Confidential: In this case, the business finances are not reported to your customers. They do not know about the deal that is going on between the lending company and your business and only make their outstanding payments to your company. Revealed: in this case, a notification is sent to your client clarifying that he has lent the debtors book and his clients make their pending payments to the financial company.

different terms

The typical timeline is 90 days. In addition, financial companies do not usually accept invoices that are more than 90 days old. If the customer doesn’t pay within 90 days, the financier typically appeals that bill, meaning the credit liability reverts to your business after 90 days. Non-recourse borrower financing is also sometimes available, in which the lender bears some of the credit risk or additional recourse periods (typically 120 days) are offered for realization of outstanding receivables.
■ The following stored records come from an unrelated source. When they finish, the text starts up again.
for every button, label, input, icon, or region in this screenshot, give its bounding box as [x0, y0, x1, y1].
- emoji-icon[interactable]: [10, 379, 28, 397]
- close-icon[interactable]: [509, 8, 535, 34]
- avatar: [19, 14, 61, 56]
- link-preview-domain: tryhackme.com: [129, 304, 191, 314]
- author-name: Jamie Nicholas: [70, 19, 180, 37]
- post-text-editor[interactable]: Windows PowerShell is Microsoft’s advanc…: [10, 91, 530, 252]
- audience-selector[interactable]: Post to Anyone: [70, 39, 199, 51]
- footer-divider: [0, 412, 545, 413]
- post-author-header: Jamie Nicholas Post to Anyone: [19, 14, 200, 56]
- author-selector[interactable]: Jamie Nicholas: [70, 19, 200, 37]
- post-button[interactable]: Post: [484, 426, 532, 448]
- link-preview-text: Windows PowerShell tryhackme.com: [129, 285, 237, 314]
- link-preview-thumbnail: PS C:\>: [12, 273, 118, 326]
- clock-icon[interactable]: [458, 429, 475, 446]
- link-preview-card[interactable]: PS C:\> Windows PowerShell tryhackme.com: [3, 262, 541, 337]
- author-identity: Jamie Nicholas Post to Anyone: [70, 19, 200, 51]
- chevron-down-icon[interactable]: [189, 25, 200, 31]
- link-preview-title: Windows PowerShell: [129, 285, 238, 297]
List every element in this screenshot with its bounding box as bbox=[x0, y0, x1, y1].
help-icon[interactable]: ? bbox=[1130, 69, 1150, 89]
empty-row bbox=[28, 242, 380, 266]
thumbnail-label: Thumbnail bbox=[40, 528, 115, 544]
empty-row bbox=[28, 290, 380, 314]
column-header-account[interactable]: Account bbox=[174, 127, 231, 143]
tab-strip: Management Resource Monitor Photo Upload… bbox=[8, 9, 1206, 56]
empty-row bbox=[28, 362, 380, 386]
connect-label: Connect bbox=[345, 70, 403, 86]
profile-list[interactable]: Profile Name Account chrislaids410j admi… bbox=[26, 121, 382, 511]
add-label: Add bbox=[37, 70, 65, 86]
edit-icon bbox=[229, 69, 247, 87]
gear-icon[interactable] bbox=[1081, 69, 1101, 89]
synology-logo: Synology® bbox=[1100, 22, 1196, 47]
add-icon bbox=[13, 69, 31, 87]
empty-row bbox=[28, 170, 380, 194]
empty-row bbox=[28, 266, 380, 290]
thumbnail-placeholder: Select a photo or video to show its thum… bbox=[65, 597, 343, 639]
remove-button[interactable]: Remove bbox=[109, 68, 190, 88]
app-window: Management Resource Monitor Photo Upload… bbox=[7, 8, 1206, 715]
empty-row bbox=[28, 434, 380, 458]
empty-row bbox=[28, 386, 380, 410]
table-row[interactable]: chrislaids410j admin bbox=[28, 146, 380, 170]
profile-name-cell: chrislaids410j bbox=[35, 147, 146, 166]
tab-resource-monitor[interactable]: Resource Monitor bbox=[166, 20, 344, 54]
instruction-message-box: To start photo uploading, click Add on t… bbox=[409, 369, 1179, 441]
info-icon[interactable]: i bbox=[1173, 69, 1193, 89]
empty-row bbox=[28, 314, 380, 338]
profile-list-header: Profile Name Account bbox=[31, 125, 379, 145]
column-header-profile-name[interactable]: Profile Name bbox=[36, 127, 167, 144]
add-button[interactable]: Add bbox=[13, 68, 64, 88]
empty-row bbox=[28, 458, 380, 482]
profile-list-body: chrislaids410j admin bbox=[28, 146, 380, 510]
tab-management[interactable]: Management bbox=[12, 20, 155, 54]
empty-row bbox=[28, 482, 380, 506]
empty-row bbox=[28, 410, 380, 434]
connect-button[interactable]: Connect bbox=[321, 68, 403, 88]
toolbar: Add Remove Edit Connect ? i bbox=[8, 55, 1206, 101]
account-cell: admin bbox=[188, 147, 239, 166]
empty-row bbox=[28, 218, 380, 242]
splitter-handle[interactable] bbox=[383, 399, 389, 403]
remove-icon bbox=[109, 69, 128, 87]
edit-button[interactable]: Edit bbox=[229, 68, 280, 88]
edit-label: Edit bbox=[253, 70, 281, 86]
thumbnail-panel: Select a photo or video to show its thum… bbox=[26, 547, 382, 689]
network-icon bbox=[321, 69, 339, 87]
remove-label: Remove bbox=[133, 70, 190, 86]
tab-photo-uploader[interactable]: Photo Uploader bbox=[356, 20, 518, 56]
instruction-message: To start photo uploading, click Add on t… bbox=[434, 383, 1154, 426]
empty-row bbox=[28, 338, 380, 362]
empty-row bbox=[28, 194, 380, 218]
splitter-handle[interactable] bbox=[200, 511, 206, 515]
Although no real estate collateral is required, to use this type of financing, you may be required to provide collateral for certain specific assets and the personal guarantee of business directors, along with your debtors’ ledger.

Who can get it?

There are no specific sectors per se, but generally companies that sell goods or services to companies are more eligible and are mostly the ones that use these types of facilities. However, it is important that your business has a financially strong customer base, as debtor financing depends less on the creditworthiness of your own business and more on that of your customers. It’s also important that you have a strong, long-term relationship with your clients to be eligible for debtor financing.